Published on 12:00 AM, May 22, 2018

Huge loans written off to flatter balance sheets

Banks made wholesale loan write-offs in the final quarter of 2017 in a bid to flatter their balance sheets and overall performance.

As much as Tk 1,875 crore was written-off between October and December of last year, in contrast to Tk 322 crore three months earlier.

Of the 25 banks that took the facility to clean up their balance sheets, AB Bank topped the chart writing off Tk 328 crore, followed by Prime Bank (Tk 206 crore) and IFIC Bank (Tk 152 crore), according to data from the Bangladesh Bank.

With the latest update, a total of Tk 48,192 crore has been written-off between January 2003 and 2017. Of the amount, 78.13 percent remained outstanding, meaning that banks' efforts to recover the loans did not pay off.

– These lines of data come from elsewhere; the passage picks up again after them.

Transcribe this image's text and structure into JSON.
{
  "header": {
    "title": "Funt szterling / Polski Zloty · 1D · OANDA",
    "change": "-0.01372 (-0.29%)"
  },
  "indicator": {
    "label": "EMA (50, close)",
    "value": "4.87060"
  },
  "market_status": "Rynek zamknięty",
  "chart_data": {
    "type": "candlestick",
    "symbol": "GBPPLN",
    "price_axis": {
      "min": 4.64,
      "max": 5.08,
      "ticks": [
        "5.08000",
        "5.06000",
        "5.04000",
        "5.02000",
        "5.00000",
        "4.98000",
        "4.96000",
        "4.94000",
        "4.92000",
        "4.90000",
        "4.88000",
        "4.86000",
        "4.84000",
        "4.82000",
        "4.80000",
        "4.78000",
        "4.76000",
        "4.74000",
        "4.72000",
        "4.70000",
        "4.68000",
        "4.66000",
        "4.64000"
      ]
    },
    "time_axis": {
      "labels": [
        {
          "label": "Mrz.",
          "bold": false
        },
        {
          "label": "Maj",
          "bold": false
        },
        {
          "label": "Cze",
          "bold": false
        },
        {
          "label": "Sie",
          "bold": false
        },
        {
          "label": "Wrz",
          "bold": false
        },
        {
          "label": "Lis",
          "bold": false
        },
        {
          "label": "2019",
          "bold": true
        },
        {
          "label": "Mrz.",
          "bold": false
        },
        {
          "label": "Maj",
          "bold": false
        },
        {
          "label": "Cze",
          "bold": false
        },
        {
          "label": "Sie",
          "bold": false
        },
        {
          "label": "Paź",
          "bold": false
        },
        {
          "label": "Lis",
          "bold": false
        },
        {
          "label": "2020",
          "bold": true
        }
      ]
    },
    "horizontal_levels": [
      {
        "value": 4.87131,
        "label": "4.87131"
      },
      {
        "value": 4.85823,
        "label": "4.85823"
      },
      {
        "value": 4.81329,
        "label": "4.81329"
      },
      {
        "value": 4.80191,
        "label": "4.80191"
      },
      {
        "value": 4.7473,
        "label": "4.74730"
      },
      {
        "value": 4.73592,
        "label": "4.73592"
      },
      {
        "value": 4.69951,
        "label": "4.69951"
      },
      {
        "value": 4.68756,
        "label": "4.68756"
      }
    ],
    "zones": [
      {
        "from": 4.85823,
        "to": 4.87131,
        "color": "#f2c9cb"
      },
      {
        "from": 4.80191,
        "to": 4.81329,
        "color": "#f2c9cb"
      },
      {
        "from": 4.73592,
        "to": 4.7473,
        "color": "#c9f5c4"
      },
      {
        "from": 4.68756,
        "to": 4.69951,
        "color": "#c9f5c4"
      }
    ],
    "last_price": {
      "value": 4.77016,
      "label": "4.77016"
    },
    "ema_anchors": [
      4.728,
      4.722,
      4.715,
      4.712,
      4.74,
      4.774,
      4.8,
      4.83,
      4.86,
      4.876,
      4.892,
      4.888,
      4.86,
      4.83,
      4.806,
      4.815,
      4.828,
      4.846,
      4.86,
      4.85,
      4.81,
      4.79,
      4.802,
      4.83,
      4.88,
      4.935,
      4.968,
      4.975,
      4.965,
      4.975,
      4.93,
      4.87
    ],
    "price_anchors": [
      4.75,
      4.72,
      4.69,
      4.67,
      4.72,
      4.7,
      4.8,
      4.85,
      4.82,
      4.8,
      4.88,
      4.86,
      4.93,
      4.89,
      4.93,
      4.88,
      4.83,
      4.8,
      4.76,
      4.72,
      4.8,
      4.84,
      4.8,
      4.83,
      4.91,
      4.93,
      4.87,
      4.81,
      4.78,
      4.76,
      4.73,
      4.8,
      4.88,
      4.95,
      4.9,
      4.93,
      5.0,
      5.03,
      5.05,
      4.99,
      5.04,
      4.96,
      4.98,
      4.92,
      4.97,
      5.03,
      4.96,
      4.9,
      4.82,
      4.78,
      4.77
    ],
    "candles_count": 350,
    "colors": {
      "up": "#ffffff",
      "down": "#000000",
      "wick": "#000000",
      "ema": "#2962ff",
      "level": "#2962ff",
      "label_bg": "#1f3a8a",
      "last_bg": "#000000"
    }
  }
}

As of December last year, state-owned banks have written off Tk 22,615 crore and private banks Tk 23,992 crore.

Two state-run specialised banks, Bangladesh Krishi Bank and Rajshahi Krishi Unnayan Bank, have written off Tk 555 crore and foreign banks Tk 1,029 crore.

As per the BB norms, loans are written off after making adequate provisions to take advantage of tax benefits. But banks are obligated to continue their recovery efforts.

For writing off loans, banks have to file law suits with the money loan court (Artha Rin Adalat) against the defaulters and keep 100 percent provisioning.

The central bank in 2003 introduced the policy to show a decreased amount of default loans on banks' balance sheets.

The amount of written-off loans will increase significantly in the months to come if the central bank fails to halt the rising trend of loan default, said an official of a commercial bank.

Defaulted and written-off loans have simultaneously been increasing in the recent years on the back of banks' failure to prevent scams, he added.

Many banks tend to write off large amounts of default loans in the final quarter of a year to show a clean balance sheet, said Khondkar Ibrahim Khaled, a former deputy governor of the central bank.

“It is an unethical practice.”

The banks disburse the loans by taking deposits from general clients, meaning the depositors' money is not ultimately showed in the banks' financial statements due to the practice, he said.

“Written-off loans are like uncollectible loans -- the recovery of such loans is highly difficult.”

Subsequently, he urged banks to rein in corruption such that vested quarters cannot take loans banking on this unethical process.

Banks' writing off loans to clean up balance sheets is a common practice globally, said Syed Mahbubur Rahman, managing director of Dhaka Bank.

The recovery of such loans has become almost insurmountable as banks do not keep adequate collateral or take proper documentation from borrowers.

For instance, some unscrupulous borrowers kept the same property as collateral in different banks. “The disbursed loans have subsequently become defaulted and were written off,” said Rahman, also the chairman of the Association of Bankers, Bangladesh, a forum of private banks' chief executive officers and managing directors.

But a strong judicial system will help banks recover the written-off loans from defaulters, he added.